This worked well for me,
Bob
> --
> You received this message because you are subscribed to the Google Groups "CFCDev" group.
> To post to this group, send email to cfc...@googlegroups.com.
> To unsubscribe from this group, send email to cfcdev+un...@googlegroups.com.
> For more options, visit this group at http://groups.google.com/group/cfcdev?hl=en.
>
>
--
Bob Silverberg
www.silverwareconsulting.com
By doing this, I only have one record that is stored permanently per order which is an "order record" which contains a full copy of the original basket and the transaction information as sent back from the payment gateway. The basket stores tax rates and costs of each item etc. so that when a basket is de-serialized, it shows the rate of tax as it was when the order was made. This is great in the UK as in the last couple of years, our VAT rate has gone from 17.5% to 15% to 17.5% and in January it's going up to 20% so for online e-commerce stores that have been going for a while, being able to store this sort of data for tax reasons is very important.
Paul
> By doing this, I only have one record that is stored permanently per order which is an "order record" which contains a full copy of the original basket and the transaction information as sent back from the payment gateway. The basket stores tax rates and costs of each item etc. so that when a basket is de-serialized, it shows the rate of tax as it was when the order was made.

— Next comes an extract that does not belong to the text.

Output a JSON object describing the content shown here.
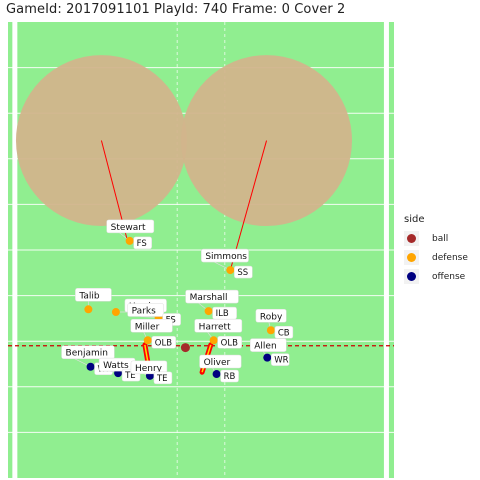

This is essential for any e-comm system. It's one of those cases where normalization doesn't work. Generally you don't want to have pointers to products, tax rates, shipping calculators, discount codes, addresses, gift certificates or anything else as the items you point to can change over time. Other approach is to implement versioning so you point to an immutable version of a product or address. That works, but it's typically more work than just having a denormalized copy of all of the info in the order and order item tables.